Einer nach dem anderen, 1936, ist ein gut konstruierter, extrem spannender und unterhaltsamer Kriminalroman, der in der weiteren Umgebung von London und dem Süden Englands spielt. Inspektor Collier ist ein noch recht junger Kriminalist, der ehrgeizig genug ist um sich möglichst bald seine Sporen zu einer höheren Laufbahn zu verdienen. Kurz vor seinem Italien-Urlaub will er sich mit einigen Freunden in der Lobby eines Luxushotels treffen um mit ihnen anschließend ins Kino zu gehen. Doch in der Lobby sitzt ein alter, reicher Amerikaner neben zwei zwielichtigen Gestalten aus der Unterwelt, letztere nehmen Reißaus als sie den Polizisten wittern.

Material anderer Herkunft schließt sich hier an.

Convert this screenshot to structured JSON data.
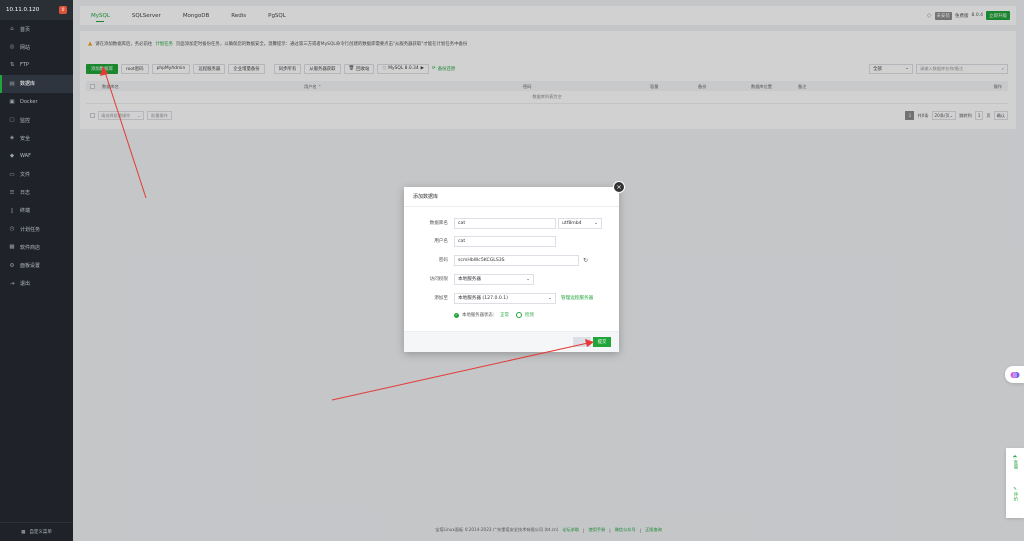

Collier kommt mit dem alten Herrn ins Gespräch und warnt diesen, dabei erfährt er eine kuriose Geschichte vom Untergang eines Dampfers, den der alte Mann im Rettungsboot auf den Weiten des Ozeans mit acht weiteren Passagieren überlebt hatte. Zur Feier dieses Jahrestages, nämlich der Bergung des Rettungsbootes, lädt der Amerikaner seine acht empathischen Leidensgenossen jedes Jahr zu einem Festschmaus in dem Hotel ein. Die acht Mitpassagiere sind allesamt wesentlich jünger als der amerikanische Millionär, es sind alles Engländer des Mittelstandes, die zum Teil schon bessere Tage gesehen und die sich vorbildlich um den alten Herrn gekümmert hatten. Einmal im Jahr dampft also Pakenham, der amerikanische Millionär, nach England um dort in diesem Londoner Hotel anläßlich des Jahrestages seiner Errettung ein formidables Festmahl auszurichten.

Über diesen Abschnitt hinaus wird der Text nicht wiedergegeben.